A wave, not very big, had begun making for the shore and would reach it soon with a scuffling of pebbles, one of which, the one in his mouth, had a taste of salt. He sucked on it, and over a long period, after centuries, it began to be worn away, it melted, and his mouth, locked on the coming cry, was filled with the words of a new language, on his tongue, his tooth ridge, as a gurgling in his throat: the names of ordinary objects—tools, cookpots, baskets—odd phrases or conversations on which a life might depend, jokes (even crude ones), lyrics praising the moon or lilies or the rising of a woman's breast, savage epics—
“That you, Luke?”
The boy came back into himself, the wave passed on. He opened his eyes, picked up the sheath, pushed himself to his feet, and with dagger and sheath still in hand, walked barefoot, and naked save for his jockeys, to the door.
His grandfather was there. He had a heavy sack over his shoulder and a rod and reel.
“Hullo, Luke,” he called. H
e swung the sack down hard on the concrete path. “I had a good day,” he said. He gave a crack-lipped grin. “Take a look at this.” He lifted the end of the sack, tumbling its contents in a cascade of shining bodies. Luke was dazzled. Some of them were still alive and flipping their tails on the rough concrete, throwing light.

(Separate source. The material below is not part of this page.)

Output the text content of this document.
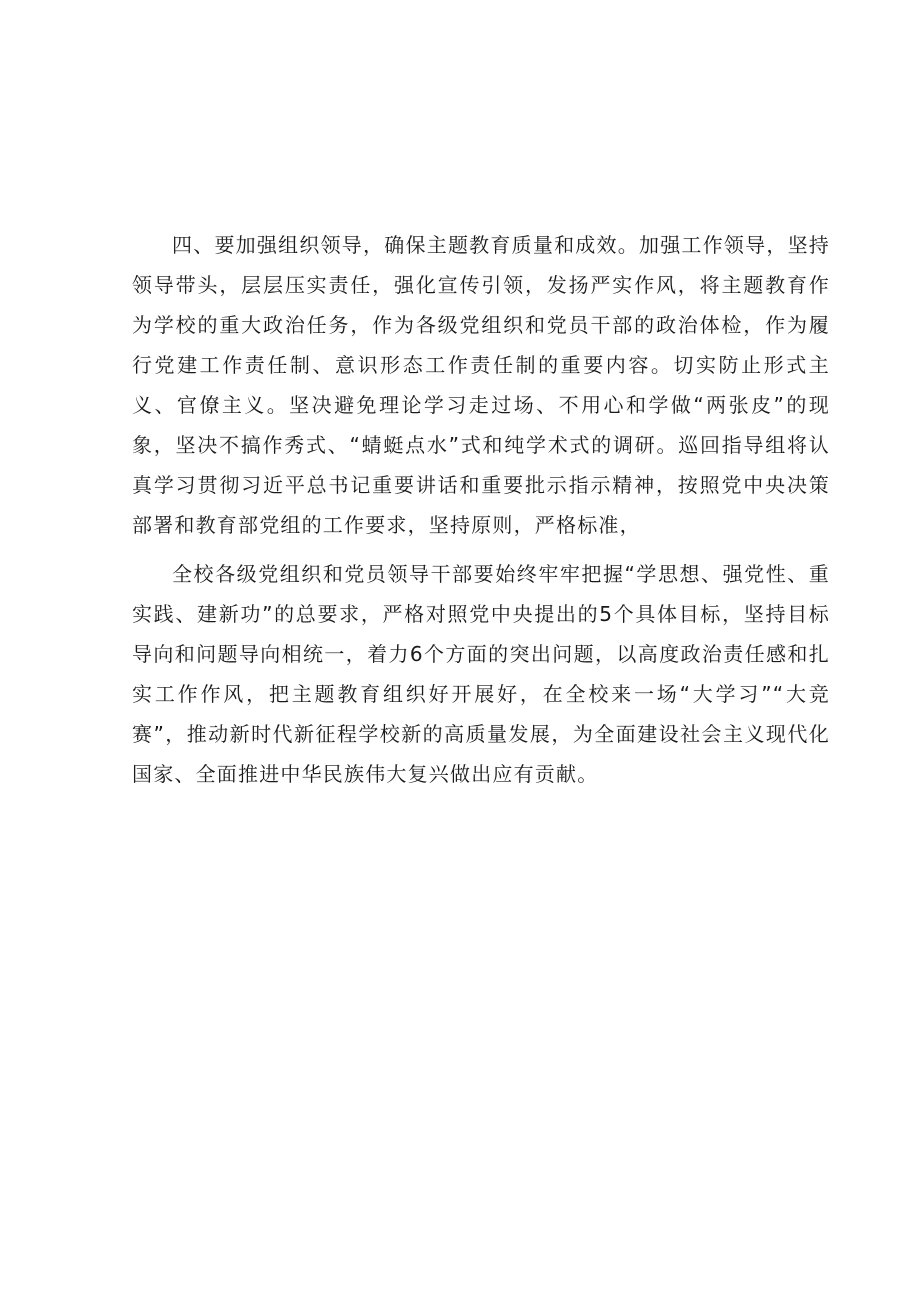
四、要加强组织领导，确保主题教育质量和成效。加强工作领导，坚持领导带头，层层压实责任，强化宣传引领，发扬严实作风，将主题教育作为学校的重大政治任务，作为各级党组织和党员干部的政治体检，作为履行党建工作责任制、意识形态工作责任制的重要内容。切实防止形式主义、官僚主义。坚决避免理论学习走过场、不用心和学做“两张皮”的现象，坚决不搞作秀式、“蜻蜓点水”式和纯学术式的调研。巡回指导组将认真学习贯彻习近平总书记重要讲话和重要批示指示精神，按照党中央决策部署和教育部党组的工作要求，坚持原则，严格标准，

全校各级党组织和党员领导干部要始终牢牢把握“学思想、强党性、重实践、建新功”的总要求，严格对照党中央提出的5个具体目标，坚持目标导向和问题导向相统一，着力6个方面的突出问题，以高度政治责任感和扎实工作作风，把主题教育组织好开展好，在全校来一场“大学习”“大竞赛”，推动新时代新征程学校新的高质量发展，为全面建设社会主义现代化国家、全面推进中华民族伟大复兴做出应有贡献。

The boy restored the dagger to its sheath, rested it on the edge of the sink, and stepped down among them. “Terrific,” he said.
“Yairs,” the man breathed, "pretty good, eh? You stoppin’ the night?”
Luke nodded, moving quickly away to catch a fish that was flapping off into the coarse grass. It continued to flutter in his hands.
“Good,” said the man. He went off to fetch buckets and knives. “We'll get started, eh?”
While his grandfather went through into the kitchen to get clean basins, Luke took one of the buckets round to the side of the house and filled it from the tank. He came back staggering.
“Good,” his grandfather said. “Let's get into it.”
They seated themselves side by side on the step and worked swiftly.
It was a job Luke was used to, had been skilled at since he was nine years old. The blade went in along the belly; the guts spilled, a lustrous silver-blue, and were tossed into the one bucket; in the other you plunged to the forearm and rinsed.
The work went on quickly, silently; they seldom talked much till after tea. Luke lost himself in the rhythm of it, a different rhythm from the one he had given himself to earlier. A kind of drowsiness came over him that had to do with the falling darkness, with the repeated flashing of the knife and his swinging to left and right between buckets, and with the closeness of so much raw flesh and blood. His arms and bare legs were covered with fish-scales. His face, neck, chest were flecked with gobbets of the thin fish blood.
At last they were done. The fish, all scaled and gutted, were in the basins. One bucket was full of guts, the other with water that was mostly blood. The doorstep too was all shiny with scales (Luke would come out later and flush it clean).